= Nigel Unwin =

New Zealand-British neurobiologist

Peter Nigel Tripp Unwin FRS is a British scientist at the MRC Laboratory of Molecular Biology, where he was Head of the Neurobiology Division from 1992 until 2008. He is currently also emeritus Professor of Cell Biology at the Scripps Research Institute.

==Life==
Nigel Unwin was born in New Zealand. He was a Ph.D. student in the Department of Metallurgy Cambridge University from 1965 to 1968, and then took a position at the MRC Laboratory of Molecular Biology from 1968 to 1980. He was Professor of Cell Biology at Stanford University from 1980 to 1987. In 1988 he returned to the MRC Laboratory of Molecular Biology, taking also a joint appointment at the Scripps Research Institute.

==Works==
- Unwin N (2015), "Experiments in electron microscopy: from metals to nerves" Physica Scripta 90:048002
- Zuber B, Unwin N (2013), "The structure and superorganization of acetylcholine receptor-rapsyn complexes" Proceedings of the National Academy of Sciences 110:10622-10627
- Unwin N, Fujiyoshi Y (2012), "Gating movement of acetylcholine receptor caught by plunge-freezing" Journal of Molecular Biology 422:617-634
- O'Brien J, Unwin N (2006), "Organization of spines on the dendrites of Purkinje cells" Proceedings of the National Academy of Sciences 103:1575-1580
- Unwin N (2005), "Refined structure of the nicotinic acetylcholine receptor at 4Å resolution", Journal of Molecular Biology 346:967-989
- Miyazawa A, Fujiyoshi Y, Unwin N (2003), "Structure and gating mechanism of the acetylcholine receptor pore" Nature 423:949-955
- Unwin N (1995), "Acetylcholine receptor channel imaged in the open state" Nature 373:37-43
- Berriman J, Unwin N (1994), "Analysis of transient structures by cryo-microscopy combined with rapid mixing of spray droplets" Ultramicroscopy 56:241-252
- Toyoshima C, Unwin N (1988), "Ion channel of acetylcholine receptor reconstructed from images of postsynaptic membranes" Nature 336:247-250
- Toyoshima C, Unwin N (1988), "Contrast transfer for frozen-hydrated specimens: determination from pairs of defocussed images" Ultramicroscopy 25:279-292
- Brisson A, Unwin P N T (1985), "Quaternary structure of the acetylcholine receptor" Nature 315:474-477
- Unwin P N T, Milligan R A (1982), "A large particle associated with the perimeter of the nuclear pore complex" Journal of Cell Biology 93:63-75
- Unwin P N T, Zampighi G (1980), "Structure of the junction between communicating cells" Nature 283:545-549
- Unwin P N T (1977), "Three-dimensional model of membrane-bound ribosomes obtained by electron microscopy" Nature 269:118-122
- Henderson R, Unwin P N T (1975), "Three-dimensional model of purple membrane obtained by electron microscopy" Nature 257:28-32
- Unwin P N T, Henderson R (1975), "Molecular structure determination by electron microscopy of unstained crystalline specimens" Journal of Molecular Biology 94:425-440
- Unwin P N T (1971), "Phase contrast and interference microscopy with the electron microscope" Phil.

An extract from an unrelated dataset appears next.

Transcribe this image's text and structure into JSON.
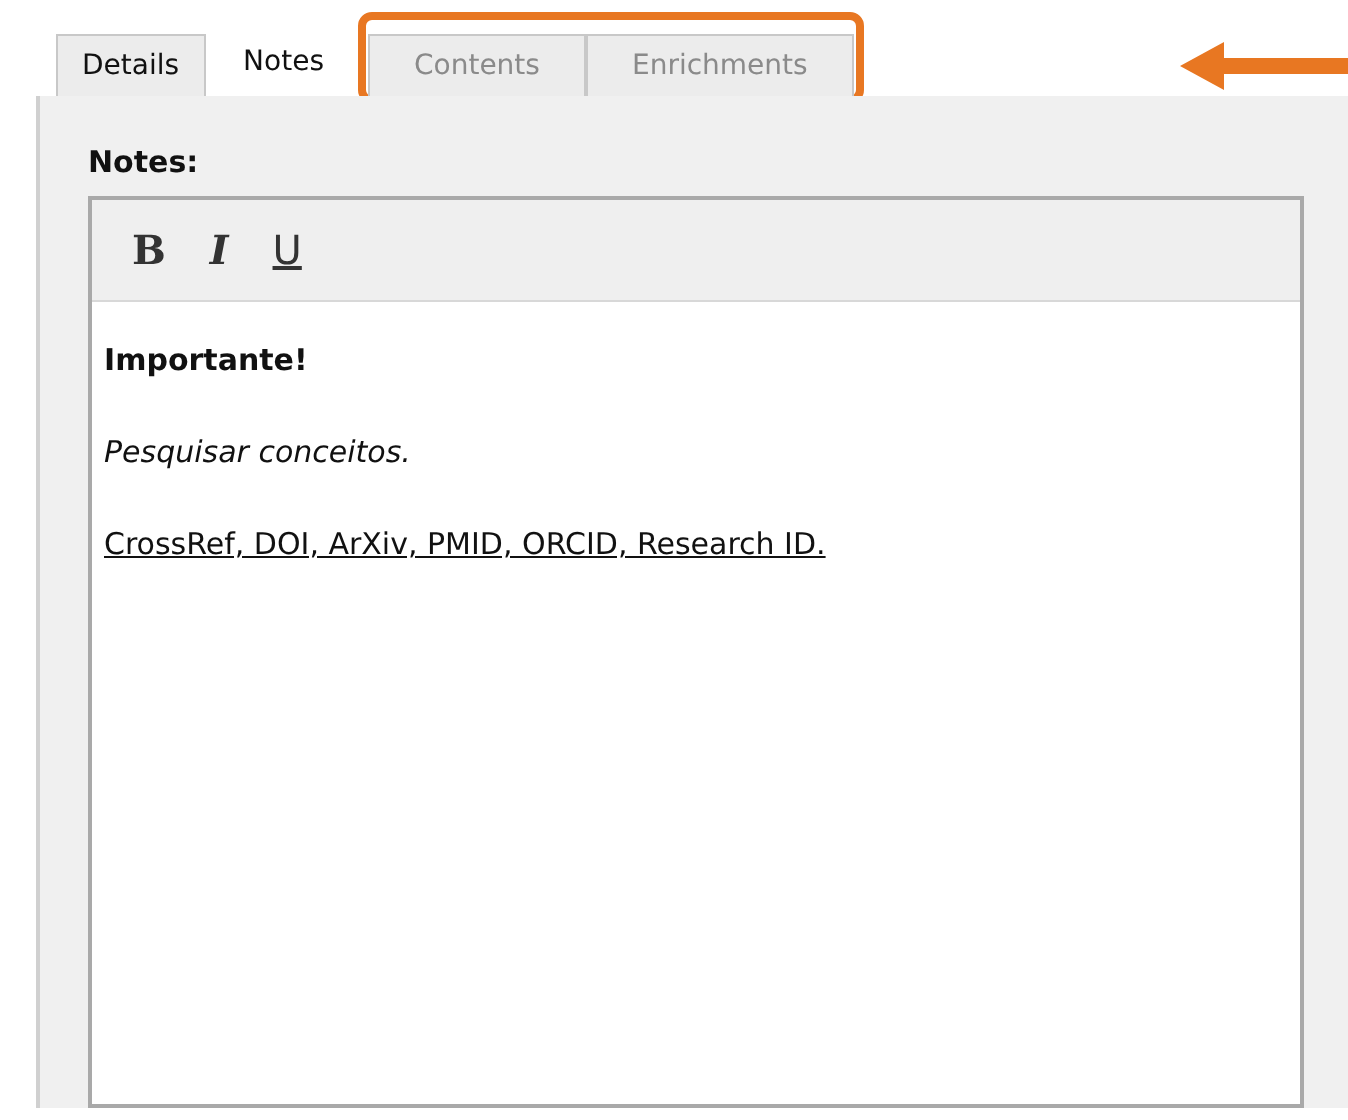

Trans. Roy. Soc. Lond. B261:95-104

==Honors==
Unwin was elected a Fellow of the Royal Society (FRS) in 1983, and of Trinity College, Cambridge in 1987. He is an Honorary Fellow of the Royal Microscopical Society and a Fellow of the Academy of Medical Sciences. His awards include the Rosenstiel Award for Basic Medical Research (1991), the Louis-Jeantet Prize for Medicine (1996), the Gregori Aminoff Prize in Crystallography (1999), and the Royal Society Croonian Lecture and Medal (2000).